Although Tuesday was a day of celebration, a national holiday in Iraq, already the violence is escalating. The Sunni vs. Shiite violence that nearly destroyed the country before President Bush ordered a "surge" in troops and Gen. David Petraeus implemented a more effective strategy on the ground more than a year ago could easily be reignited. Current U.S. commanders and Iraqi politicians say the Iraqis are capable of controlling the violence and uniting the splintered nation. We'll see.

Even though U.S. troops are pulling back from the dangers of the urban areas, Americans are continuing to die in Iraq. More than 4,300 American troops have given their lives in Iraq, and the dying is not over yet. If Iraqi forces fail to control the rival militias, Americans will have to be called in. Mortars, rockets and roadside bombs will still be aimed at Americans.

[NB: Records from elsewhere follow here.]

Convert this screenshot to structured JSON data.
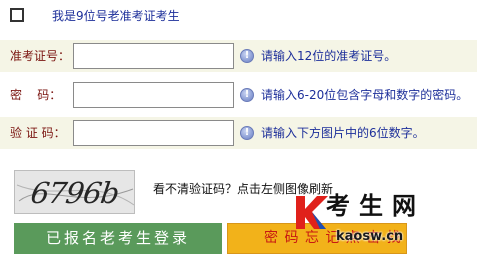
{
  "top": {
    "old_candidate_label": "我是9位号老准考证考生"
  },
  "form": {
    "rows": [
      {
        "label": "准考证号：",
        "value": "",
        "hint": "请输入12位的准考证号。"
      },
      {
        "label": "密    码：",
        "value": "",
        "hint": "请输入6-20位包含字母和数字的密码。"
      },
      {
        "label": "验 证 码：",
        "value": "",
        "hint": "请输入下方图片中的6位数字。"
      }
    ]
  },
  "captcha": {
    "code": "6796b",
    "help": "看不清验证码？点击左侧图像刷新"
  },
  "buttons": {
    "login_label": "已报名老考生登录",
    "forgot_label": "密 码 忘 记 点 击 找 回"
  },
  "watermark": {
    "brand": "考生网",
    "url": "kaosw.cn"
  },
  "colors": {
    "label_red": "#7a1410",
    "hint_blue": "#1d2f9a",
    "login_green": "#5a9a5b",
    "forgot_yellow": "#f2b21a",
    "watermark_red": "#e0211b"
  }
}
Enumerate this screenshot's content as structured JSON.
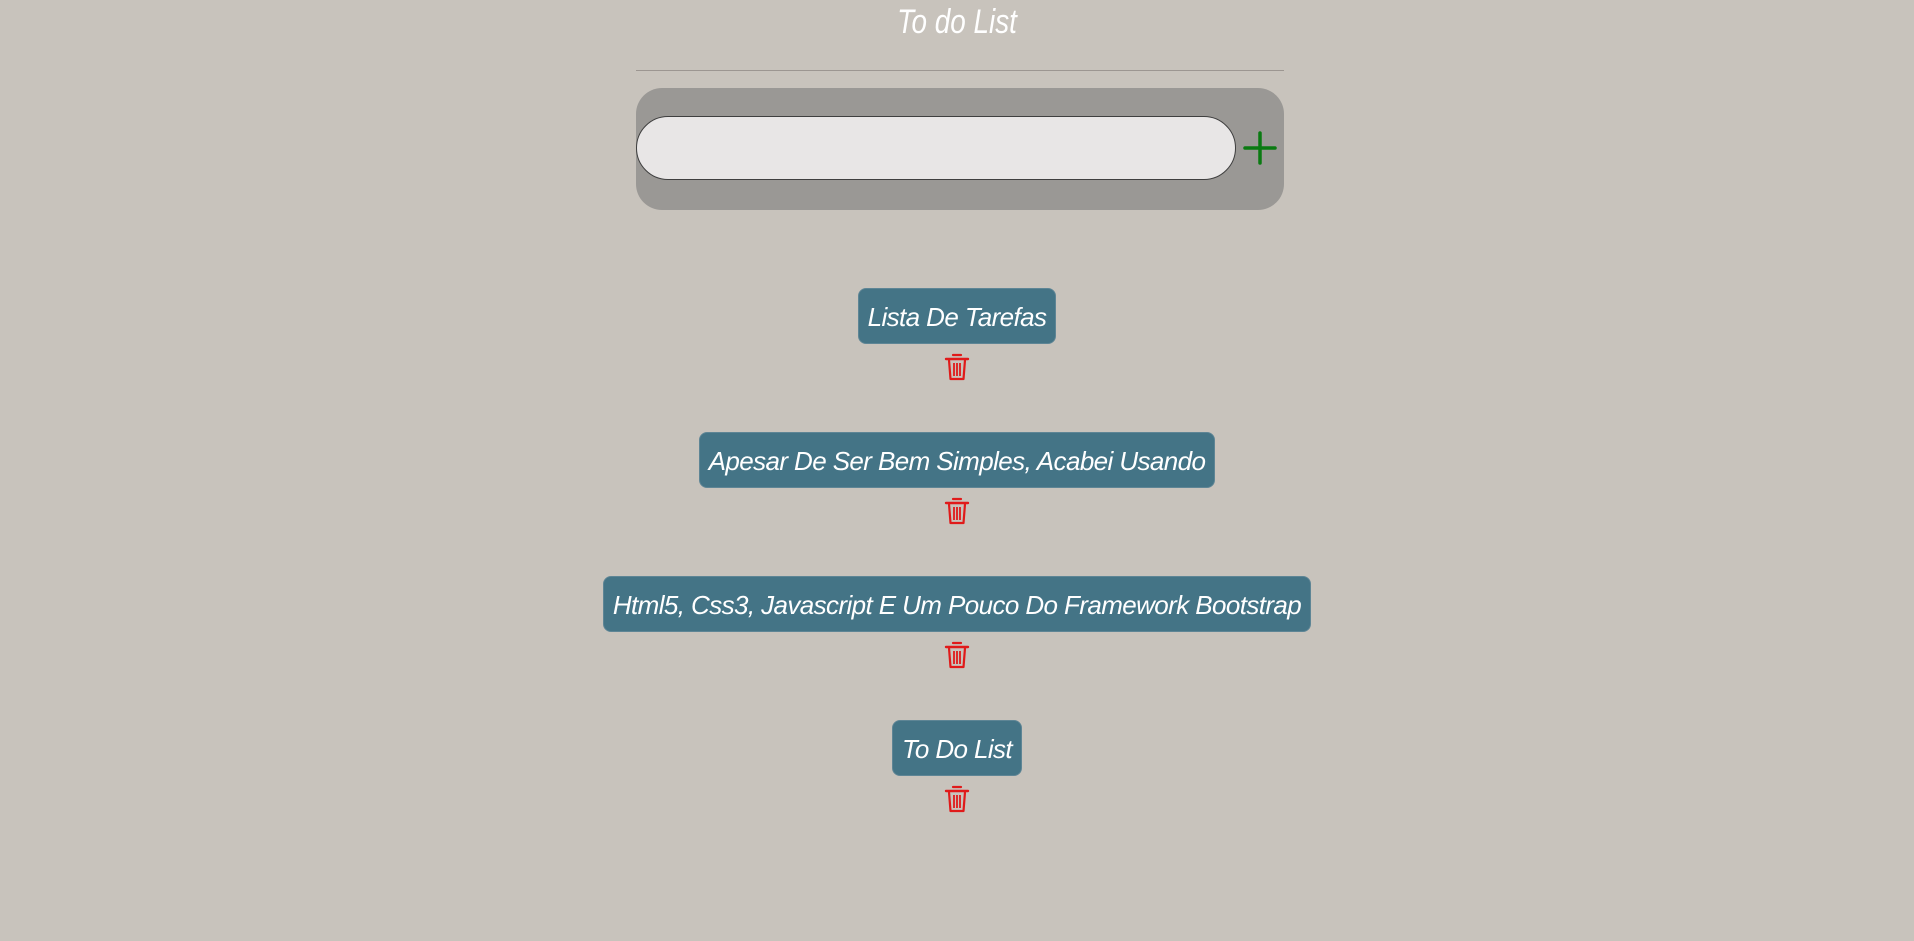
{
  "app": {
    "title": "To do List"
  },
  "input": {
    "value": "",
    "placeholder": ""
  },
  "icons": {
    "add": "plus-icon",
    "delete": "trash-icon"
  },
  "colors": {
    "background": "#c8c3bc",
    "panel": "#9a9895",
    "task_badge": "#447486",
    "add_icon": "#0a7a12",
    "delete_icon": "#e01a1a"
  },
  "tasks": [
    {
      "label": "Lista De Tarefas"
    },
    {
      "label": "Apesar De Ser Bem Simples, Acabei Usando"
    },
    {
      "label": "Html5, Css3, Javascript E Um Pouco Do Framework Bootstrap"
    },
    {
      "label": "To Do List"
    }
  ]
}
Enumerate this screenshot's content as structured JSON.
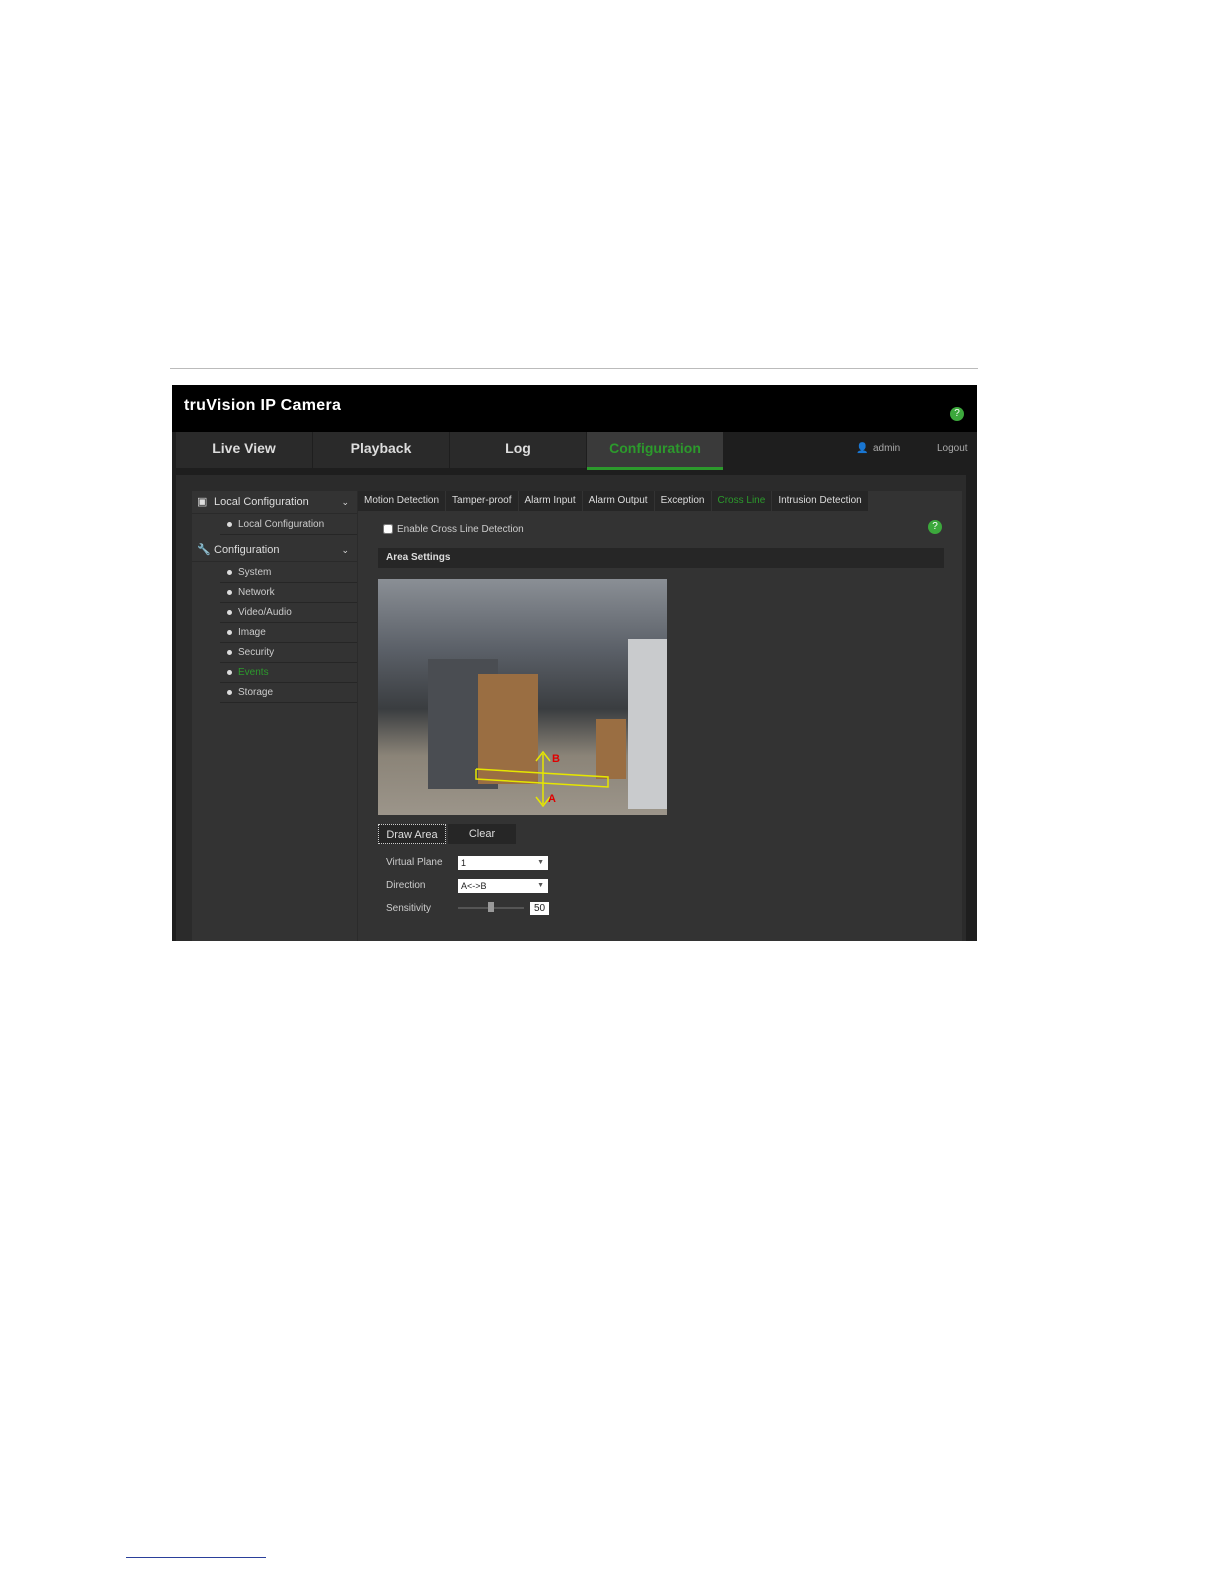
{
  "app": {
    "logo": "truVision IP Camera",
    "help": "?"
  },
  "nav": {
    "tabs": [
      "Live View",
      "Playback",
      "Log",
      "Configuration"
    ],
    "active": 3,
    "user": "admin",
    "logout": "Logout"
  },
  "sidebar": {
    "local_header": "Local Configuration",
    "local_items": [
      "Local Configuration"
    ],
    "config_header": "Configuration",
    "config_items": [
      "System",
      "Network",
      "Video/Audio",
      "Image",
      "Security",
      "Events",
      "Storage"
    ],
    "active": "Events"
  },
  "tabs": [
    "Motion Detection",
    "Tamper-proof",
    "Alarm Input",
    "Alarm Output",
    "Exception",
    "Cross Line",
    "Intrusion Detection"
  ],
  "active_tab": "Cross Line",
  "enable_label": "Enable Cross Line Detection",
  "enable_checked": false,
  "area_settings": "Area Settings",
  "overlay": {
    "a": "A",
    "b": "B"
  },
  "buttons": {
    "draw": "Draw Area",
    "clear": "Clear"
  },
  "fields": {
    "virtual_plane_label": "Virtual Plane",
    "virtual_plane": "1",
    "direction_label": "Direction",
    "direction": "A<->B",
    "sensitivity_label": "Sensitivity",
    "sensitivity": "50"
  },
  "colors": {
    "accent": "#2c9a2c",
    "overlay_line": "#e6e600",
    "overlay_text": "#e00000"
  }
}
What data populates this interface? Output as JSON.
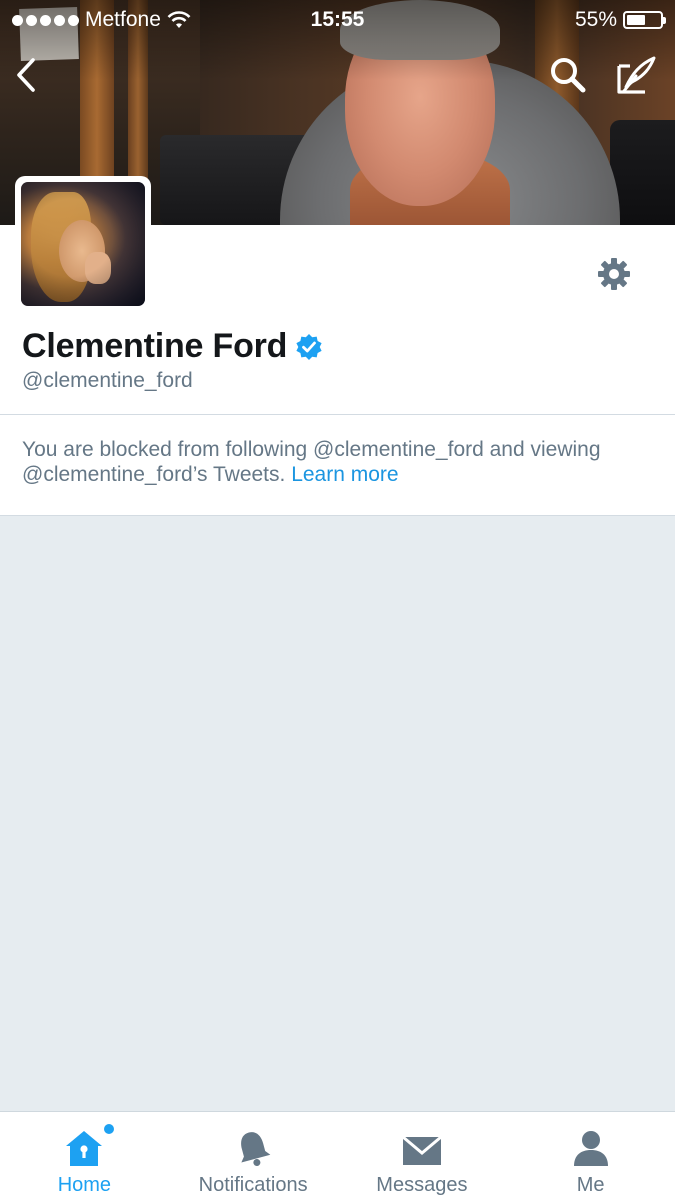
{
  "status_bar": {
    "carrier": "Metfone",
    "time": "15:55",
    "battery_percent": "55%",
    "battery_level": 0.55,
    "signal_bars": 5
  },
  "header": {
    "back_icon": "chevron-left-icon",
    "search_icon": "search-icon",
    "compose_icon": "compose-tweet-icon"
  },
  "profile": {
    "display_name": "Clementine Ford",
    "handle": "@clementine_ford",
    "verified": true,
    "settings_icon": "gear-icon"
  },
  "blocked_notice": {
    "line1": "You are blocked from following @clementine_ford and viewing",
    "line2": "@clementine_ford’s Tweets.",
    "link": "Learn more"
  },
  "tab_bar": {
    "tabs": [
      {
        "label": "Home",
        "icon": "home-icon",
        "active": true,
        "has_dot": true
      },
      {
        "label": "Notifications",
        "icon": "bell-icon",
        "active": false
      },
      {
        "label": "Messages",
        "icon": "envelope-icon",
        "active": false
      },
      {
        "label": "Me",
        "icon": "person-icon",
        "active": false
      }
    ]
  },
  "colors": {
    "accent": "#1da1f2",
    "link": "#1b95e0",
    "muted_text": "#657786",
    "background": "#e6ecf0",
    "verified_badge": "#1da1f2"
  }
}
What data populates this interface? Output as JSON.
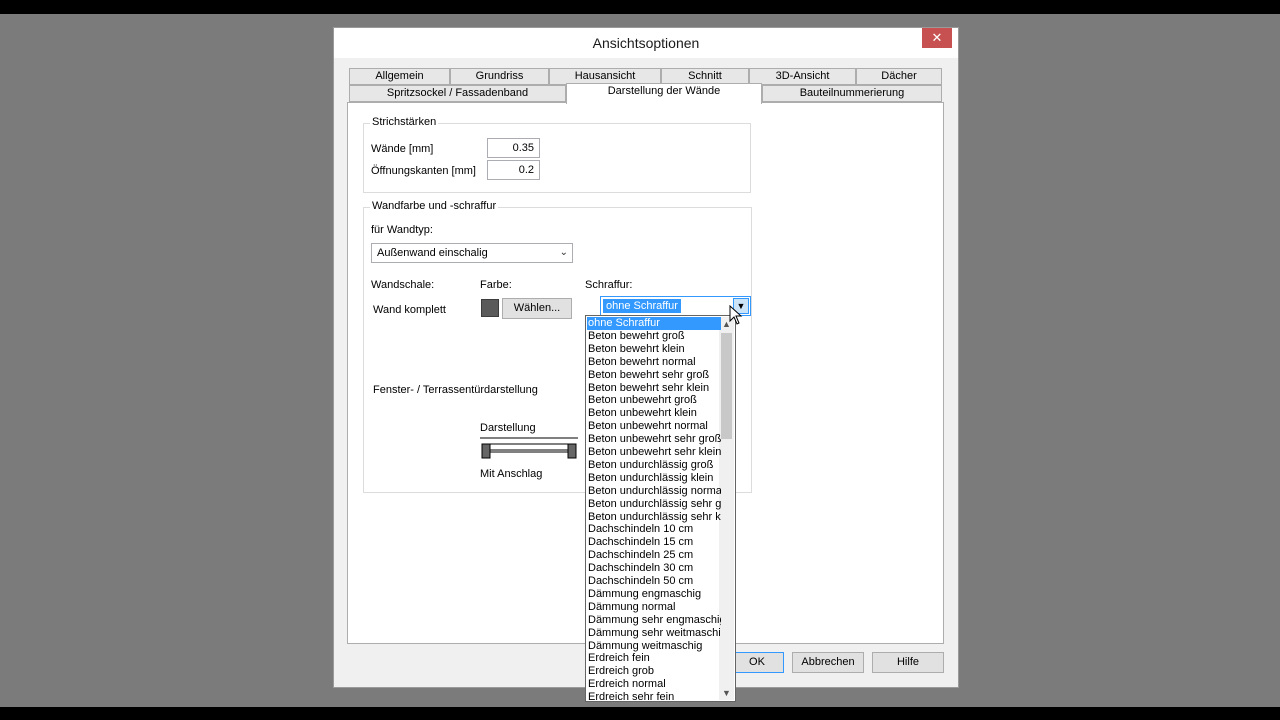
{
  "dialog": {
    "title": "Ansichtsoptionen",
    "close_label": "✕"
  },
  "tabs_row1": [
    "Allgemein",
    "Grundriss",
    "Hausansicht",
    "Schnitt",
    "3D-Ansicht",
    "Dächer"
  ],
  "tabs_row2": [
    "Spritzsockel / Fassadenband",
    "Darstellung der Wände",
    "Bauteilnummerierung"
  ],
  "active_tab": "Darstellung der Wände",
  "strichstaerken": {
    "title": "Strichstärken",
    "waende_label": "Wände [mm]",
    "waende_value": "0.35",
    "oeffnung_label": "Öffnungskanten [mm]",
    "oeffnung_value": "0.2"
  },
  "wandfarbe": {
    "title": "Wandfarbe und -schraffur",
    "wandtyp_label": "für Wandtyp:",
    "wandtyp_value": "Außenwand einschalig",
    "wandschale_label": "Wandschale:",
    "farbe_label": "Farbe:",
    "schraffur_label": "Schraffur:",
    "wand_label": "Wand komplett",
    "waehlen_label": "Wählen...",
    "swatch_color": "#5a5a5a",
    "schraffur_value": "ohne Schraffur",
    "fenster_label": "Fenster- / Terrassentürdarstellung",
    "darstellung_label": "Darstellung",
    "anschlag_label": "Mit Anschlag"
  },
  "dropdown_items": [
    "ohne Schraffur",
    "Beton bewehrt groß",
    "Beton bewehrt klein",
    "Beton bewehrt normal",
    "Beton bewehrt sehr groß",
    "Beton bewehrt sehr klein",
    "Beton unbewehrt groß",
    "Beton unbewehrt klein",
    "Beton unbewehrt normal",
    "Beton unbewehrt sehr groß",
    "Beton unbewehrt sehr klein",
    "Beton undurchlässig groß",
    "Beton undurchlässig klein",
    "Beton undurchlässig normal",
    "Beton undurchlässig sehr gr",
    "Beton undurchlässig sehr kle",
    "Dachschindeln 10 cm",
    "Dachschindeln 15 cm",
    "Dachschindeln 25 cm",
    "Dachschindeln 30 cm",
    "Dachschindeln 50 cm",
    "Dämmung engmaschig",
    "Dämmung normal",
    "Dämmung sehr engmaschig",
    "Dämmung sehr weitmaschig",
    "Dämmung weitmaschig",
    "Erdreich fein",
    "Erdreich grob",
    "Erdreich normal",
    "Erdreich sehr fein"
  ],
  "buttons": {
    "ok": "OK",
    "abbrechen": "Abbrechen",
    "hilfe": "Hilfe"
  },
  "colors": {
    "selection": "#3399ff",
    "close": "#c75050"
  }
}
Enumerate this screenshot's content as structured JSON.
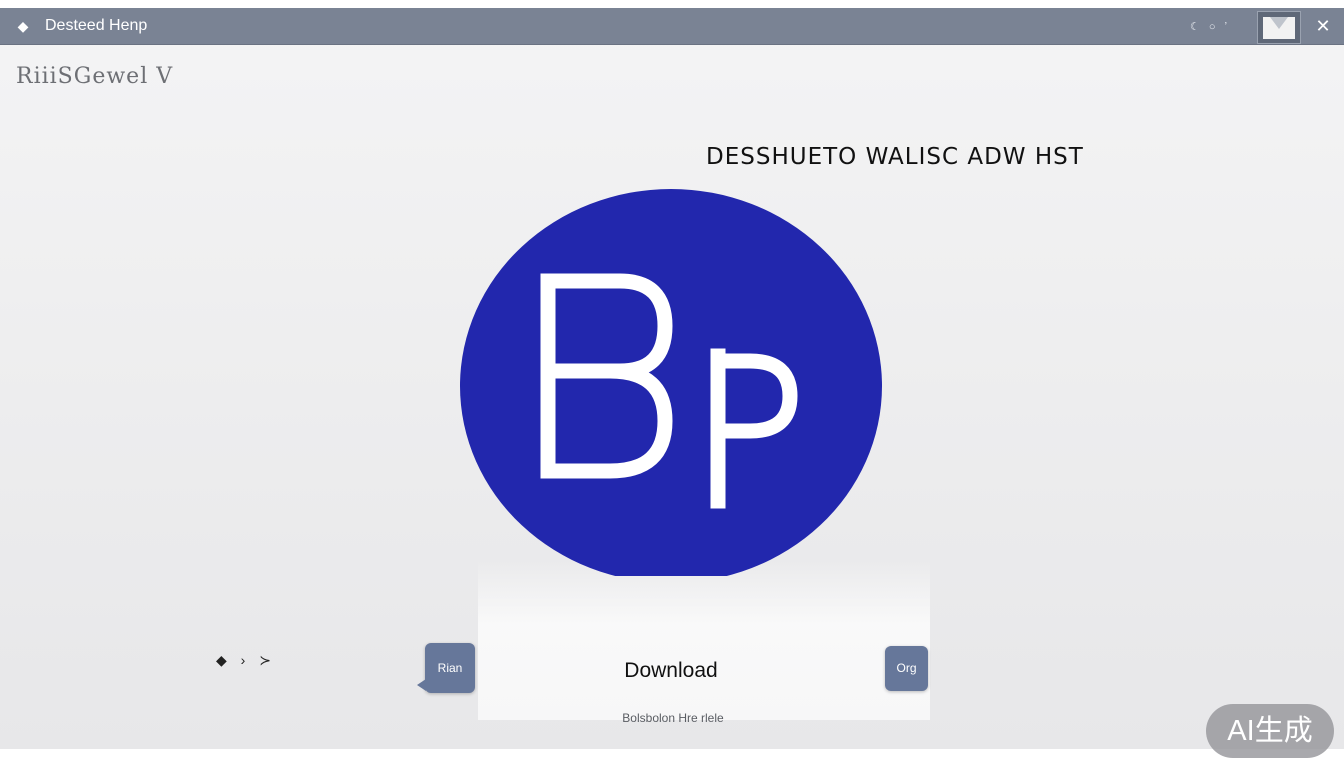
{
  "titlebar": {
    "title": "Desteed Henp",
    "misc_icons": "☾ ○ ʼ"
  },
  "brand": {
    "text": "RiiiSGewel V"
  },
  "headline": "DESSHUETO WALISC ADW HST",
  "logo": {
    "letters": "BP",
    "circle_color": "#2227ad",
    "letter_color": "#ffffff"
  },
  "controls": {
    "arrows": "◆ › ≻",
    "left_button": "Rian",
    "download": "Download",
    "right_button": "Org"
  },
  "footer_note": "Bolsbolon Hre rlele",
  "watermark": "AI生成",
  "colors": {
    "titlebar": "#7a8394",
    "button": "#66779a",
    "background": "#eeeeef"
  }
}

Even with an anti-war president in the White House and an agreement to withdraw troops, America's bloody involvement in Iraq is not over.

It's been more than six years since U.S. troops invaded Iraq and overthrew Saddam Hussein's corrupt dictatorship, an act that has been called the worst foreign policy decision in American history. By any assessment, it was a gross miscalculation. Chaos quickly ensued after U.S. decisions to bar all Baath Party members from government jobs and to disband the Iraqi Army. In a nation accustomed to bullying and government-sanctioned murder, violence quickly filled the void. The Bush administration neo-conservatives blindly initiated their democracy-planting theory while ignoring the culture and history of the region they targeted, and they refused to believe massive troop numbers would be needed to keep the peace. America has paid dearly for these miscalculations, ignorance and delusions, and so has the Republican Party.

This week's redeployment of American troops begins the process of extricating America from Iraq, but it will be a long, slow process with many hazards and setbacks awaiting.